Perched at the foot of your bed like he belongs in the dark. Legs spread wide, one hand braced on the mattress, the other draped across his knee. Satoru’s white hair glows faint in the stormlight. His eyes—those sapphire, god-touched eyes—gleam a pale blue, too bright, too knowing.
“Satoru,” you whisper, unsure if you’re more relieved or ruined to see him.
He tilts his head, a small smile tugging at the corner of his mouth, but there’s no real humor in it. “Bad dream?” he asks, voice smooth but too soft. Like silk over something sharp.
You nod, throat dry. “Didn’t think you’d come tonight.”
He shrugs lazily. “You left the window open.”

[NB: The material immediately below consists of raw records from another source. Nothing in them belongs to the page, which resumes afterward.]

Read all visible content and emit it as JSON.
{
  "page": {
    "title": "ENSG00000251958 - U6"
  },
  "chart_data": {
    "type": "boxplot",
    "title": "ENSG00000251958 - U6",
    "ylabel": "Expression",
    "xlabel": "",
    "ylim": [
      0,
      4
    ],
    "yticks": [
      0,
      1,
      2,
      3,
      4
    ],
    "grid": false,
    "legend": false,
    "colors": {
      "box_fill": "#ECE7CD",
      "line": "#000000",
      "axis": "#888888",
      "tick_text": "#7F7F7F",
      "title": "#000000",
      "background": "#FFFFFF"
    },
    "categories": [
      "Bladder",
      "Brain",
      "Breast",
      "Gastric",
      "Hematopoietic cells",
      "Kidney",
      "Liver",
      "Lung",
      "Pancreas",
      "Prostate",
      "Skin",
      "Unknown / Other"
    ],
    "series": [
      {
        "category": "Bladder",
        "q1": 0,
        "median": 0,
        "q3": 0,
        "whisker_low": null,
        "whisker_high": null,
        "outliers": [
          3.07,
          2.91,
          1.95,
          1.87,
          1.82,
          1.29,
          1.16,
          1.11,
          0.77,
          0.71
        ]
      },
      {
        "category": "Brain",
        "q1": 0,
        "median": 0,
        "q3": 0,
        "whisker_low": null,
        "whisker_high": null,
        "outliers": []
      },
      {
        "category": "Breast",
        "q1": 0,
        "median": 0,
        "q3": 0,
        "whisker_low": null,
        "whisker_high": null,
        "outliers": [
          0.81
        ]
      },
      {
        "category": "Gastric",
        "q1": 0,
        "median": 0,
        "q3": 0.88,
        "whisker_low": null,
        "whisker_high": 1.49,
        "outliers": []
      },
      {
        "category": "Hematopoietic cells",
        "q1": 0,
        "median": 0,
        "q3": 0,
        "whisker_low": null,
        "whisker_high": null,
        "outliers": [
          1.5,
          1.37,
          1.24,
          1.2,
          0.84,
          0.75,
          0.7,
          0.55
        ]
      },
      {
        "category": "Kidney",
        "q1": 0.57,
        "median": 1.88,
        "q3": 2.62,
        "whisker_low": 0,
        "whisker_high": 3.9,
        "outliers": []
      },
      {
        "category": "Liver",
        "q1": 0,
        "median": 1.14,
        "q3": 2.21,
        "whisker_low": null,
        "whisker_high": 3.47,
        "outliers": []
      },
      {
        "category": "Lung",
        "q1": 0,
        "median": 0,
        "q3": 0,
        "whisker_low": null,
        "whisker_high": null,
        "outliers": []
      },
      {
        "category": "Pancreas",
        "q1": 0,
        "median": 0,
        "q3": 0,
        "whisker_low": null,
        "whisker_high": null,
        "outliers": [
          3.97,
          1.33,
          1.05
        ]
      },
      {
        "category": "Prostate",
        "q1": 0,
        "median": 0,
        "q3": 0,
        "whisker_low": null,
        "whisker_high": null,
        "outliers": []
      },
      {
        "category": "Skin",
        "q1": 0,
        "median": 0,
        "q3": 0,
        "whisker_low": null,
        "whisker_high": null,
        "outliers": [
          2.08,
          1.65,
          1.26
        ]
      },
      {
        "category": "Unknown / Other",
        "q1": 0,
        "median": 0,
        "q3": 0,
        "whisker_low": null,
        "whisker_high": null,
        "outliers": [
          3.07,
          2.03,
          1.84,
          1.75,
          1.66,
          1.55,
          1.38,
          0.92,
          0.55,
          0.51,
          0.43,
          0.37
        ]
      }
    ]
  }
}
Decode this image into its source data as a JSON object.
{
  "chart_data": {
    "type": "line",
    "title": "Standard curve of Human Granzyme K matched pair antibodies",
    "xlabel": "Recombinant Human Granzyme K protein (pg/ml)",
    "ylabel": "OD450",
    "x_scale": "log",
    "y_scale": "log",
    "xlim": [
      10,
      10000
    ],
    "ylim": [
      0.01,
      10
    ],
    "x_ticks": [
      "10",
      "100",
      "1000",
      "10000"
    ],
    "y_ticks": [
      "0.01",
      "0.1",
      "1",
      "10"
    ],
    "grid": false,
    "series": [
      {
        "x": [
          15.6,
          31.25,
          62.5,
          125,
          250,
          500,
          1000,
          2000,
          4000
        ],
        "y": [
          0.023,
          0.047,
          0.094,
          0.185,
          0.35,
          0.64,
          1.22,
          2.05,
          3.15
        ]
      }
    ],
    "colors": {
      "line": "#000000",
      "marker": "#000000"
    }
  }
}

Your breath stutters. Because you did. You always do, on nights like this. When it storms. When the fear curls too close. When you need him. Satoru moves, slow, almost casual as he crawls up the bed. He doesn’t blink. Doesn’t break eye contact. Doesn’t ask.
“You missed me?” he murmurs, hand planting beside your hip, the other slipping under your shirt with ease. His thumb finds that spot under your ribs—right above your hip bone—and presses.
You try to breathe around the heat climbing up your spine. “Maybe.”
He chuckles softly. “Just maybe?” he repeats, dragging his mouth down to your ear, breath warm. “And here I was thinkin’ I’m your favorite monster under the bed.”
Your thighs tense. The air thickens.
“You don’t run from me,” Satoru murmurs, lips brushing your neck. “You call for me. Every time the sky breaks. Every time the dark creeps in.”His fingers slide along your thigh, slow and deliberate. “You want your monster close. You want me where no one else belongs,” Satoru breathes softly.